Traceback (most recent call last):                                        
  File "/home/cyprien/CrystaLLMv2_CG/_train.py", line 194, in <module>                                                                              
    main()                                                                
  File "/home/cyprien/CrystaLLMv2_CG/_train.py", line 96, in main                                                                                   
    tokenized_dataset, data_collator = load_data(                                                                                                   
  File "/home/cyprien/CrystaLLMv2_CG/_dataloader.py", line 106, in load_data                                                                        
    tokenized_dataset = dataset.map(                                      
  File "/home/cyprien/miniconda3/envs/crystallmv2_venv/lib/python3.10/site-packages/datasets/dataset_dict.py", line 886, in map
    {                                                                     
  File "/home/cyprien/miniconda3/envs/crystallmv2_venv/lib/python3.10/site-packages/datasets/dataset_dict.py", line 887, in <dictcomp>
    k: dataset.map(                                                       
  File "/home/cyprien/miniconda3/envs/crystallmv2_venv/lib/python3.10/site-packages/datasets/arrow_dataset.py", line 560, in wrapper
    out: Union["Dataset", "DatasetDict"] = func(self, *args, **kwargs)                                                                              
  File "/home/cyprien/miniconda3/envs/crystallmv2_venv/lib/python3.10/site-packages/datasets/arrow_dataset.py", line 3165, in map
    for rank, done, content in iflatmap_unordered(                                                                                                  
  File "/home/cyprien/miniconda3/envs/crystallmv2_venv/lib/python3.10/site-packages/datasets/utils/py_utils.py", line 718, in iflatmap_unordered
    [async_result.get(timeout=0.05) for async_result in async_results]                                                                              
  File "/home/cyprien/miniconda3/envs/crystallmv2_venv/lib/python3.10/site-packages/datasets/utils/py_utils.py", line 718, in <listcomp>
    [async_result.get(timeout=0.05) for async_result in async_results]                                                                              
  File "/home/cyprien/miniconda3/envs/crystallmv2_venv/lib/python3.10/site-packages/multiprocess/pool.py", line 774, in get
    raise self._value                                                     
TypeError: Couldn't cast array of type int64 to null

If I adjust the context length to be >max_token_length, I do not get an error. I have also tried specifying explicitly the features as per some of the posts on this forum, but I am unsure if I am doing it correctly.
I was wondering if anyone knows how I could tackle this problem? I am still quite new to HuggingFace so struggling to grasp what has gone wrong for this dataset. Thank you in advance for the help.

1 Like

I found a similar case, but it’s different…

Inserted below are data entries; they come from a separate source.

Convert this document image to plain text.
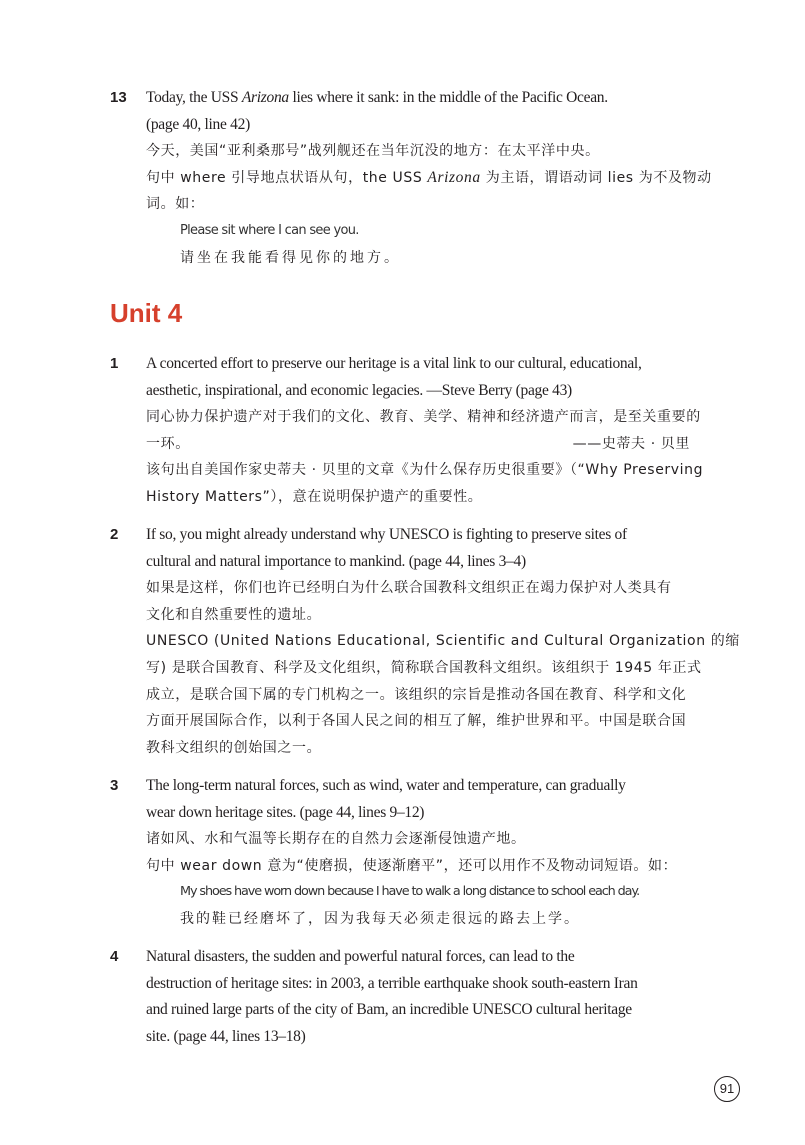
13 Today, the USS Arizona lies where it sank: in the middle of the Pacific Ocean.
(page 40, line 42)
今天，美国“亚利桑那号”战列舰还在当年沉没的地方：在太平洋中央。
句中 where 引导地点状语从句，the USS Arizona 为主语，谓语动词 lies 为不及物动
词。如：
Please sit where I can see you.
请坐在我能看得见你的地方。
Unit 4
1 A concerted effort to preserve our heritage is a vital link to our cultural, educational,
aesthetic, inspirational, and economic legacies. —Steve Berry (page 43)
同心协力保护遗产对于我们的文化、教育、美学、精神和经济遗产而言，是至关重要的
一环。	——史蒂夫 · 贝里
该句出自美国作家史蒂夫 · 贝里的文章《为什么保存历史很重要》（“Why Preserving
History Matters”），意在说明保护遗产的重要性。
2 If so, you might already understand why UNESCO is fighting to preserve sites of
cultural and natural importance to mankind. (page 44, lines 3–4)
如果是这样，你们也许已经明白为什么联合国教科文组织正在竭力保护对人类具有
文化和自然重要性的遗址。
UNESCO (United Nations Educational, Scientific and Cultural Organization 的缩
写) 是联合国教育、科学及文化组织，简称联合国教科文组织。该组织于 1945 年正式
成立，是联合国下属的专门机构之一。该组织的宗旨是推动各国在教育、科学和文化
方面开展国际合作，以利于各国人民之间的相互了解，维护世界和平。中国是联合国
教科文组织的创始国之一。
3 The long-term natural forces, such as wind, water and temperature, can gradually
wear down heritage sites. (page 44, lines 9–12)
诸如风、水和气温等长期存在的自然力会逐渐侵蚀遗产地。
句中 wear down 意为“使磨损，使逐渐磨平”，还可以用作不及物动词短语。如：
My shoes have worn down because I have to walk a long distance to school each day.
我的鞋已经磨坏了，因为我每天必须走很远的路去上学。
4 Natural disasters, the sudden and powerful natural forces, can lead to the
destruction of heritage sites: in 2003, a terrible earthquake shook south-eastern Iran
and ruined large parts of the city of Bam, an incredible UNESCO cultural heritage
site. (page 44, lines 13–18)
91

Hi, thanks for the help. I did see these before posting, but in my case all the entries strings so I don’t have these different datatypes. the only places I would have different datatypes would be in the return overflowing token mappings which I removed, at least to my understanding. So I’m not sure how I could deal with this.

1 Like

To begin with, Python’s language specification includes None but not null, so I think that null probably comes from pandas or pyarrow.
In pandas, for example, just having “” creates null. I think that such data is causing problems when implicit conversion is performed inside the datasets library. On the other hand, int64 is probably data that has been successfully tokenized.